Book Review: A Man of the People

I’ve read Chinua Achebe’s classic Things Fall Apart.  I’ve even seen it performed live, in Nigeria, with people who actually know how to pronounce the Igbo.  I understand why it’s a classic-  I’m a bit annoyed that it’s the main example of Africa Literature taught in US Universities (why does everything have to focus on Westerners?) – but I never really enjoyed it.  A Man of the People was different.

A Nigerian gentleman I met in Mountain View highly recommended the book.  Written in the early days of Nigerian’s independence, A Man of the People perfectly predicted Nigeria’s political future, or so this gentleman claimed.  I have to say, I agree.

The book is marvelous in its perception, Delphic novel with an engaging story.  Of course, I know little of the Nigerian politics of 1967, so perhaps the novel is less prediction than observation, but it certainly seems to match the current times.

It’s sometimes hard to figure out which characters to like, if you’re supposed to like any of them.  They’re very real in this way.  There are few obvious villains and few obvious heroes.  Situations and circumstances play the biggest role.  Who you are is where you are and who’s around you. The book’s biggest impact is the probing questions it discretely sends to the reader, “what would you do in this situation? How can you judge; wouldn’t you do the same?”

I’d recommend this book, except for one minor detail.  If you’re going to read it, make sure you have a Nigerian friend within reach for translations.  I muddled through fairly well thanks to having spent a very short time in Nigeria, but I still had to send out the occasional “what does x mean” tweet.

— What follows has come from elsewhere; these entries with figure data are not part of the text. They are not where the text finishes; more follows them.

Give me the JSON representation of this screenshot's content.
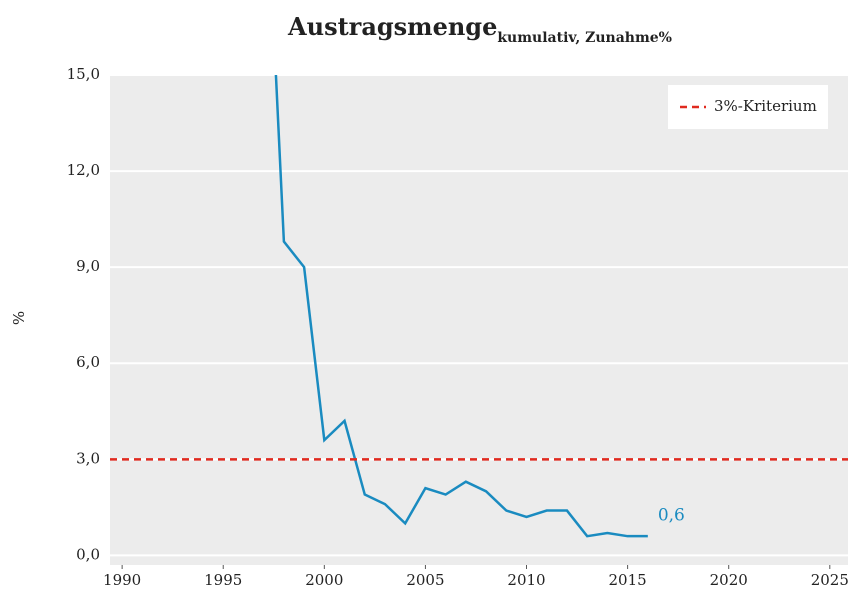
{
  "chart_data": {
    "type": "line",
    "title": "Austragsmenge",
    "title_subscript": "kumulativ, Zunahme%",
    "y_label": "%",
    "x": [
      1997,
      1998,
      1999,
      2000,
      2001,
      2002,
      2003,
      2004,
      2005,
      2006,
      2007,
      2008,
      2009,
      2010,
      2011,
      2012,
      2013,
      2014,
      2015,
      2016
    ],
    "series": [
      {
        "name": "Austragsmenge",
        "color": "#1a8bc0",
        "values": [
          23,
          9.8,
          9.0,
          3.6,
          4.2,
          1.9,
          1.6,
          1.0,
          2.1,
          1.9,
          2.3,
          2.0,
          1.4,
          1.2,
          1.4,
          1.4,
          0.6,
          0.7,
          0.6,
          0.6
        ],
        "value_labels": [
          null,
          null,
          null,
          null,
          null,
          null,
          null,
          null,
          null,
          null,
          null,
          null,
          null,
          null,
          null,
          null,
          null,
          null,
          null,
          "0,6"
        ]
      }
    ],
    "reference_lines": [
      {
        "name": "3%-Kriterium",
        "value": 3,
        "color": "#e02a1f"
      }
    ],
    "xlim": [
      1989.4,
      2025.9
    ],
    "xticks": [
      1990,
      1995,
      2000,
      2005,
      2010,
      2015,
      2020,
      2025
    ],
    "ylim": [
      -0.3,
      15
    ],
    "yticks": [
      {
        "value": 0,
        "label": "0,0"
      },
      {
        "value": 3,
        "label": "3,0"
      },
      {
        "value": 6,
        "label": "6,0"
      },
      {
        "value": 9,
        "label": "9,0"
      },
      {
        "value": 12,
        "label": "12,0"
      },
      {
        "value": 15,
        "label": "15,0"
      }
    ],
    "grid": true,
    "legend": "top-right"
  }
}
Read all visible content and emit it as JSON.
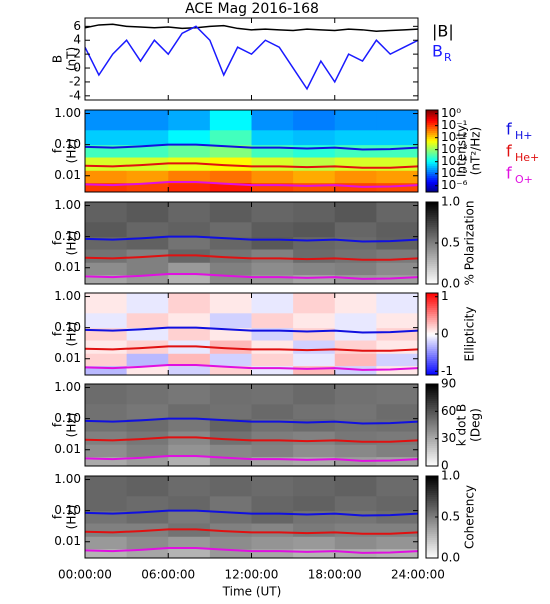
{
  "title": "ACE Mag 2016-168",
  "xaxis": {
    "xlim": [
      0,
      24
    ],
    "xticks": [
      {
        "value": 0,
        "label": "00:00:00"
      },
      {
        "value": 6,
        "label": "06:00:00"
      },
      {
        "value": 12,
        "label": "12:00:00"
      },
      {
        "value": 18,
        "label": "18:00:00"
      },
      {
        "value": 24,
        "label": "24:00:00"
      }
    ],
    "xlabel": "Time (UT)"
  },
  "gyrofrequencies": {
    "x": [
      0,
      2,
      4,
      6,
      8,
      10,
      12,
      14,
      16,
      18,
      20,
      22,
      24
    ],
    "series": [
      {
        "symbol": "f",
        "subscript": "H+",
        "color": "#1010e0",
        "values": [
          0.085,
          0.08,
          0.088,
          0.1,
          0.1,
          0.09,
          0.08,
          0.08,
          0.075,
          0.08,
          0.07,
          0.072,
          0.08
        ]
      },
      {
        "symbol": "f",
        "subscript": "He+",
        "color": "#e01010",
        "values": [
          0.021,
          0.02,
          0.022,
          0.025,
          0.025,
          0.022,
          0.02,
          0.02,
          0.019,
          0.02,
          0.018,
          0.018,
          0.02
        ]
      },
      {
        "symbol": "f",
        "subscript": "O+",
        "color": "#e010e0",
        "values": [
          0.0053,
          0.005,
          0.0055,
          0.0063,
          0.0063,
          0.0056,
          0.005,
          0.005,
          0.0047,
          0.005,
          0.0044,
          0.0045,
          0.005
        ]
      }
    ]
  },
  "chart_data": [
    {
      "type": "line",
      "ylabel": [
        "B",
        "(nT)"
      ],
      "ylim": [
        -4.6,
        7.2
      ],
      "yticks": [
        -4,
        -2,
        0,
        2,
        4,
        6
      ],
      "x": [
        0,
        1,
        2,
        3,
        4,
        5,
        6,
        7,
        8,
        9,
        10,
        11,
        12,
        13,
        14,
        15,
        16,
        17,
        18,
        19,
        20,
        21,
        22,
        23,
        24
      ],
      "series": [
        {
          "name": "|B|",
          "color": "#000000",
          "values": [
            5.8,
            6.2,
            6.3,
            6.0,
            5.9,
            5.8,
            5.9,
            5.7,
            5.8,
            6.0,
            6.1,
            5.7,
            5.5,
            5.6,
            5.5,
            5.4,
            5.6,
            5.5,
            5.4,
            5.6,
            5.5,
            5.3,
            5.4,
            5.5,
            5.6
          ]
        },
        {
          "name": "B",
          "subscript": "R",
          "color": "#1a1aff",
          "values": [
            3,
            -1,
            2,
            4,
            1,
            4,
            2,
            5,
            6,
            4,
            -1,
            3,
            2,
            4,
            3,
            0,
            -3,
            1,
            -2,
            2,
            1,
            4,
            2,
            3,
            4
          ]
        }
      ]
    },
    {
      "type": "heatmap",
      "ylabel": [
        "f",
        "(Hz)"
      ],
      "ylim": [
        0.003,
        1.3
      ],
      "ylog": true,
      "yticks": [
        {
          "value": 1,
          "label": "1.00"
        },
        {
          "value": 0.1,
          "label": "0.10"
        },
        0.01
      ],
      "tbins": [
        0,
        3,
        6,
        9,
        12,
        15,
        18,
        21,
        24
      ],
      "fbins": [
        0.003,
        0.006,
        0.015,
        0.04,
        0.1,
        0.3,
        1.3
      ],
      "cmap": "jet",
      "clog": true,
      "clim": [
        3e-07,
        2
      ],
      "clabel": [
        "Intensity",
        "(nT²/Hz)"
      ],
      "cticks": [
        {
          "value": 1,
          "label": "10⁰"
        },
        {
          "value": 0.1,
          "label": "10⁻¹"
        },
        {
          "value": 0.01,
          "label": "10⁻²"
        },
        {
          "value": 0.001,
          "label": "10⁻³"
        },
        {
          "value": 0.0001,
          "label": "10⁻⁴"
        },
        {
          "value": 1e-05,
          "label": "10⁻⁵"
        },
        {
          "value": 1e-06,
          "label": "10⁻⁶"
        }
      ],
      "z": [
        [
          0.12,
          0.1,
          0.15,
          0.2,
          0.1,
          0.08,
          0.1,
          0.09
        ],
        [
          0.03,
          0.025,
          0.04,
          0.05,
          0.03,
          0.02,
          0.03,
          0.025
        ],
        [
          0.003,
          0.003,
          0.004,
          0.006,
          0.003,
          0.002,
          0.003,
          0.003
        ],
        [
          0.0003,
          0.0003,
          0.0005,
          0.0008,
          0.0003,
          0.0002,
          0.0003,
          0.0003
        ],
        [
          5e-05,
          5e-05,
          0.0001,
          0.0003,
          5e-05,
          4e-05,
          5e-05,
          5e-05
        ],
        [
          2e-05,
          2e-05,
          3e-05,
          0.0001,
          2e-05,
          1.5e-05,
          2e-05,
          2e-05
        ]
      ]
    },
    {
      "type": "heatmap",
      "ylabel": [
        "f",
        "(Hz)"
      ],
      "ylim": [
        0.003,
        1.3
      ],
      "ylog": true,
      "yticks": [
        {
          "value": 1,
          "label": "1.00"
        },
        {
          "value": 0.1,
          "label": "0.10"
        },
        0.01
      ],
      "tbins": [
        0,
        3,
        6,
        9,
        12,
        15,
        18,
        21,
        24
      ],
      "fbins": [
        0.003,
        0.006,
        0.015,
        0.04,
        0.1,
        0.3,
        1.3
      ],
      "cmap": "gray",
      "clim": [
        0,
        1
      ],
      "clabel": [
        "% Polarization"
      ],
      "cticks": [
        {
          "value": 0,
          "label": "0.0"
        },
        {
          "value": 0.5,
          "label": "0.5"
        },
        {
          "value": 1,
          "label": "1.0"
        }
      ],
      "z": [
        [
          0.35,
          0.4,
          0.3,
          0.45,
          0.4,
          0.35,
          0.4,
          0.38
        ],
        [
          0.45,
          0.5,
          0.4,
          0.5,
          0.45,
          0.48,
          0.5,
          0.45
        ],
        [
          0.55,
          0.5,
          0.6,
          0.55,
          0.5,
          0.58,
          0.55,
          0.52
        ],
        [
          0.6,
          0.62,
          0.55,
          0.6,
          0.65,
          0.6,
          0.58,
          0.62
        ],
        [
          0.65,
          0.6,
          0.62,
          0.58,
          0.64,
          0.66,
          0.6,
          0.63
        ],
        [
          0.62,
          0.65,
          0.6,
          0.64,
          0.6,
          0.62,
          0.66,
          0.6
        ]
      ]
    },
    {
      "type": "heatmap",
      "ylabel": [
        "f",
        "(Hz)"
      ],
      "ylim": [
        0.003,
        1.3
      ],
      "ylog": true,
      "yticks": [
        {
          "value": 1,
          "label": "1.00"
        },
        {
          "value": 0.1,
          "label": "0.10"
        },
        0.01
      ],
      "tbins": [
        0,
        3,
        6,
        9,
        12,
        15,
        18,
        21,
        24
      ],
      "fbins": [
        0.003,
        0.006,
        0.015,
        0.04,
        0.1,
        0.3,
        1.3
      ],
      "cmap": "bwr",
      "clim": [
        -1.1,
        1.1
      ],
      "clabel": [
        "Ellipticity"
      ],
      "cticks": [
        -1,
        0,
        1
      ],
      "z": [
        [
          -0.3,
          0.1,
          -0.2,
          0.2,
          -0.1,
          0.3,
          -0.2,
          0.1
        ],
        [
          0.2,
          -0.3,
          0.3,
          -0.2,
          0.2,
          -0.1,
          0.3,
          -0.2
        ],
        [
          0.1,
          0.2,
          -0.1,
          0.3,
          0.1,
          -0.2,
          0.2,
          0.1
        ],
        [
          0.2,
          -0.1,
          0.2,
          0.1,
          -0.2,
          0.2,
          -0.1,
          0.2
        ],
        [
          -0.1,
          0.2,
          0.1,
          -0.2,
          0.2,
          0.1,
          -0.1,
          0.1
        ],
        [
          0.1,
          -0.1,
          0.2,
          0.1,
          -0.1,
          0.2,
          0.1,
          -0.1
        ]
      ]
    },
    {
      "type": "heatmap",
      "ylabel": [
        "f",
        "(Hz)"
      ],
      "ylim": [
        0.003,
        1.3
      ],
      "ylog": true,
      "yticks": [
        {
          "value": 1,
          "label": "1.00"
        },
        {
          "value": 0.1,
          "label": "0.10"
        },
        0.01
      ],
      "tbins": [
        0,
        3,
        6,
        9,
        12,
        15,
        18,
        21,
        24
      ],
      "fbins": [
        0.003,
        0.006,
        0.015,
        0.04,
        0.1,
        0.3,
        1.3
      ],
      "cmap": "gray",
      "clim": [
        0,
        90
      ],
      "clabel": [
        "k dot B",
        "(Deg)"
      ],
      "cticks": [
        0,
        30,
        60,
        90
      ],
      "z": [
        [
          30,
          35,
          28,
          40,
          32,
          30,
          35,
          33
        ],
        [
          40,
          45,
          38,
          42,
          44,
          40,
          42,
          45
        ],
        [
          45,
          48,
          42,
          50,
          46,
          44,
          48,
          47
        ],
        [
          50,
          52,
          48,
          55,
          50,
          52,
          50,
          51
        ],
        [
          50,
          48,
          52,
          50,
          53,
          50,
          49,
          52
        ],
        [
          52,
          50,
          48,
          51,
          50,
          53,
          50,
          49
        ]
      ]
    },
    {
      "type": "heatmap",
      "ylabel": [
        "f",
        "(Hz)"
      ],
      "ylim": [
        0.003,
        1.3
      ],
      "ylog": true,
      "yticks": [
        {
          "value": 1,
          "label": "1.00"
        },
        {
          "value": 0.1,
          "label": "0.10"
        },
        0.01
      ],
      "tbins": [
        0,
        3,
        6,
        9,
        12,
        15,
        18,
        21,
        24
      ],
      "fbins": [
        0.003,
        0.006,
        0.015,
        0.04,
        0.1,
        0.3,
        1.3
      ],
      "cmap": "gray",
      "clim": [
        0,
        1
      ],
      "clabel": [
        "Coherency"
      ],
      "cticks": [
        {
          "value": 0,
          "label": "0.0"
        },
        {
          "value": 0.5,
          "label": "0.5"
        },
        {
          "value": 1,
          "label": "1.0"
        }
      ],
      "z": [
        [
          0.3,
          0.35,
          0.3,
          0.4,
          0.35,
          0.3,
          0.32,
          0.3
        ],
        [
          0.4,
          0.45,
          0.4,
          0.45,
          0.42,
          0.4,
          0.45,
          0.42
        ],
        [
          0.5,
          0.5,
          0.55,
          0.5,
          0.48,
          0.52,
          0.5,
          0.5
        ],
        [
          0.55,
          0.58,
          0.52,
          0.56,
          0.6,
          0.55,
          0.54,
          0.57
        ],
        [
          0.6,
          0.58,
          0.6,
          0.55,
          0.6,
          0.62,
          0.58,
          0.6
        ],
        [
          0.6,
          0.62,
          0.58,
          0.6,
          0.58,
          0.6,
          0.62,
          0.58
        ]
      ]
    }
  ]
}
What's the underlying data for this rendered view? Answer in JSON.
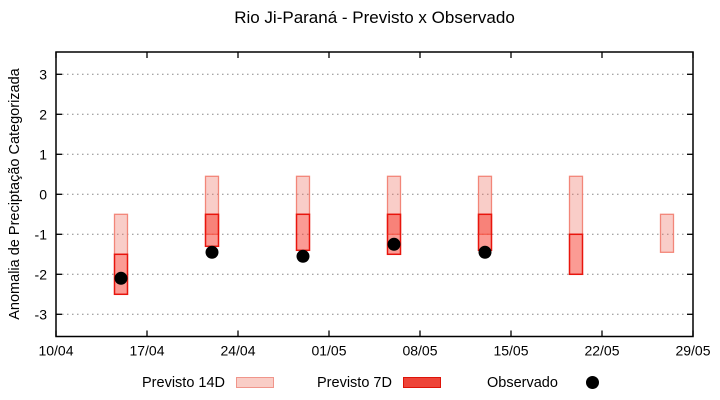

Usually, when I’m reading a book that has people speaking in a different language than the one in which the book is written, there’s some built-in guide to help you out with the translations, footnotes, immediate translation, italics to at least alert you of the other language, something.  Not in A Man of the People.  At least, not in my edition.  It is called Pidgin English, so I suppose some might assume it’s close enough.  Sometimes it is; sometimes it’s not.  Taking an example from a random page, “Abi my head no correct?”  I’ll let you decide.